CIRES, NOAA Teams Win Governor’s Research Awards
CO-LABS has announced the winners of the 2022 Governor’s Award for High-Impact Research, and CIRES/University of Colorado Boulder and NOAA researchers contributed to two of the four projects—one for rapid-response science in service to communities after the Marshall Fire, and another for a breakthrough space weather model that serves several economic sectors with better impact forecasts.
“These two award-winning teams exemplify the best of the CU Boulder and NOAA collaboration,” said Acting Vice Chancellor for Research and Dean of the Institutes Massimo Ruzzene. “This high-impact work could not have happened without all contributors: federal, university, and other key experts.”
CO-LABS is a non-profit organization that supports the state’s federally funded research centers and runs an annual competition to highlight some of Colorado’s most high-impact science. Traditionally, the Colorado Governor gives the awards during an event at the Denver Museum of Nature and Science.
In the “Pathfinding Partnerships” category, CO-LABS selected a team of CU Boulder and NOAA scientists and forecasters who worked around the clock to figure out how to serve citizens, emergency managers, and others with critical information before, during, and after the Marshall Fire roared through Superior and Louisville, Colorado at the end of 2021. The award recognizes a core team determined to help ordinary people make extraordinary decisions that day and after, and several dozen others whose work was essential. Their ongoing research promises to help guide wildfire response and mitigation long into the future.
Core team members include a forecaster who picked up on and warned about the likelihood of extreme winds, weather model developers who built the innovative system that allowed for that forecast, and researcher leaders who inspired teams to immediately began measuring indoor and outdoor air quality, working in concert with state and local air quality officials. The Pathfinding Partnership core team: CIRES Fellow Joost De Gouw and Associate Director for Science Christine Wiedinmyer; NOAA Chemical Sciences Laboratory’s Steve Brown; NOAA National Weather Service Meteorologist Robert Kleyla; and NOAA Global Systems Laboratory’s Darrel Kingfield and Curtis Alexander. Other key researchers are from CU Boulder’s Mechanical Engineering and Geography departments; NOAA’s Chemical Sciences and Global Systems Laboratories and the National Weather Service; CIRES; and another cooperative institute, CIRA, the Cooperative Institute for Research in the Atmosphere.

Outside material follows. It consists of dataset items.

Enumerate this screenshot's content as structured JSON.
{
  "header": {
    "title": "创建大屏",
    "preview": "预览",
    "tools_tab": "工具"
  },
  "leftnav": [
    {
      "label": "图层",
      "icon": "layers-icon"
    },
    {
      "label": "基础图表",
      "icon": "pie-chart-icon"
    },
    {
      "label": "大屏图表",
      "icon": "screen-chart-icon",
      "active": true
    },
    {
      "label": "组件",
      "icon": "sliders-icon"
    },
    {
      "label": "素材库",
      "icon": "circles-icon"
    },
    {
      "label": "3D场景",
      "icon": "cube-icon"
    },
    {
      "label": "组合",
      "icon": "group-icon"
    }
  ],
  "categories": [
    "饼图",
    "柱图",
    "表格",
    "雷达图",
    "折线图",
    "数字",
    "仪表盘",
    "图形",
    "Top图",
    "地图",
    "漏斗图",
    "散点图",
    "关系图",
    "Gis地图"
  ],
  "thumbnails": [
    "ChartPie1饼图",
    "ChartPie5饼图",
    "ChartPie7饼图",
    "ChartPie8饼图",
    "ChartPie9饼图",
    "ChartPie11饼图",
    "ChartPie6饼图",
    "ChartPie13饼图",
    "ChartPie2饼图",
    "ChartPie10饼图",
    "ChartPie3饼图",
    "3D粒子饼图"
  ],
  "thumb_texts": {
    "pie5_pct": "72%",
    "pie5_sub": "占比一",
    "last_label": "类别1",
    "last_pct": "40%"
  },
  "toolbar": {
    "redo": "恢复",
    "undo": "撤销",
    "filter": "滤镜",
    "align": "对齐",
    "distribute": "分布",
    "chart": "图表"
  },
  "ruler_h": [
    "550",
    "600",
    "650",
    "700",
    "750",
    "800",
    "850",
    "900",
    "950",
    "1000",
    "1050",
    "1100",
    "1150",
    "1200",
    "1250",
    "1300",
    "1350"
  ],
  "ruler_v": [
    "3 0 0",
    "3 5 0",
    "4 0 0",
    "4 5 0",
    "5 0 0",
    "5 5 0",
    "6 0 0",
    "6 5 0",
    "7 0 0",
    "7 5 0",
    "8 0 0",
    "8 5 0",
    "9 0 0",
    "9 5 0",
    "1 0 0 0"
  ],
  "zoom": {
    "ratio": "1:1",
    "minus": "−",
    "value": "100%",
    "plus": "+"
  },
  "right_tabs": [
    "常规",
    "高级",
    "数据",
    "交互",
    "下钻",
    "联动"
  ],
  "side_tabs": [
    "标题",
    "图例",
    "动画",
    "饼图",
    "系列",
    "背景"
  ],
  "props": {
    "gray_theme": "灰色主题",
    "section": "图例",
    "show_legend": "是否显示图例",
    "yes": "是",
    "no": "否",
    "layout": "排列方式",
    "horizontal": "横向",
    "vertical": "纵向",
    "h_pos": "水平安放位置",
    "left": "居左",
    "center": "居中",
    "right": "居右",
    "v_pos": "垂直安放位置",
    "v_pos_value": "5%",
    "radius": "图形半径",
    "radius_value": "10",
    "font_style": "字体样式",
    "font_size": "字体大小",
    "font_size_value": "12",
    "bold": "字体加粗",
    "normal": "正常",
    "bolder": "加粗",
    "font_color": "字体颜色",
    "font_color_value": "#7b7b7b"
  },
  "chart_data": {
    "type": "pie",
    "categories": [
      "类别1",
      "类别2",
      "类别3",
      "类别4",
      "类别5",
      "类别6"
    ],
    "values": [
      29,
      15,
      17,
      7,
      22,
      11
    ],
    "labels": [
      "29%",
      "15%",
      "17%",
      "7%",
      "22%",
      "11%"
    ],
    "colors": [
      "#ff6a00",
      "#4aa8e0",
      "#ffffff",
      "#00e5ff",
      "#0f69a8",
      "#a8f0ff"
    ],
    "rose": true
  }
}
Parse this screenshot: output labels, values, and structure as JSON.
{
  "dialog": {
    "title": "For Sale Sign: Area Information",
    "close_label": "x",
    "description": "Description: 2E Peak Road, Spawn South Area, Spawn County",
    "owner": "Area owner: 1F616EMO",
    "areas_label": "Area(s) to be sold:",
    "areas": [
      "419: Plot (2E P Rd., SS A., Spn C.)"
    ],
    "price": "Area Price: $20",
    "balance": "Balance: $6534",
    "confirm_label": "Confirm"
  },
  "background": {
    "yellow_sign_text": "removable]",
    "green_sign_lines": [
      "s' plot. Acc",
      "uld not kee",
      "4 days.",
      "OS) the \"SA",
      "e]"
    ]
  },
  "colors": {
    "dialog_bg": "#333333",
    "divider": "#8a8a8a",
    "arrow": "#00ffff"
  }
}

In the Technology Transfer category, CO-LABS recognized a team of researchers from NOAA’s Space Weather Forecast Center, including federal and CIRES experts. Incoming space weather from the Sun can briefly blot out radio communications here on Earth, shift satellite trajectories, create ground currents that degrade power operations, and force the hands of airline and human space flight managers. It can be costly and sudden: Enhanced atmospheric drag from a minor geomagnetic storm, for example, an event that started on the Sun, led to the loss of 38 of 49 SpaceX Starlink satellites during a 2022 launch.
In 2021, NOAA’s National Weather Service (NWS) transitioned a collaboratively-developed space weather computer forecast model into operations, helping the agency better understand and anticipate space weather events and their impacts on people, especially our technological systems. The breakthrough new model, dubbed WAM-IPE, had taken shape at CIRES, CU Boulder, NOAA’s Space Weather Prediction Center, and NOAA’s Environmental Modeling Center during the previous 15 years. Its transition to operations was an enormous achievement that the agency has called a “research-to-operations success story,” (https://www.weather.gov/news/072121-swpc-new-model). The first-of-a-kind model is helping forecasters provide better information to the public about potential impacts from a solar storm and helping various economic sectors—including communications, satellite and airline operations, human space flight, and navigation and surveying—mitigate damages.
Team leaders honored for the technology transfer award are: Tzu-Wei Fang, a SWPC space scientist; four CIRES scientists, Timothy Fuller-Rowell, Zhuxiao Li, George Millward, and Adam Kubaryk; and Raffaele Montuoro at the NOAA Environmental Modeling Center.
Colorado has one of the highest per capita concentrations of federal science, research and engineering facilities in the nation, according to CO-LABS, a consortium of federally funded scientific laboratories, universities, businesses, local governments, and community leaders organized to showcase Colorado’s research facilities. CO-LABS launched the Governor’s Award for High-Impact Research in 2009. This year’s awards will be presented on December 14 at the Denver Museum of Nature & Science; registration is open.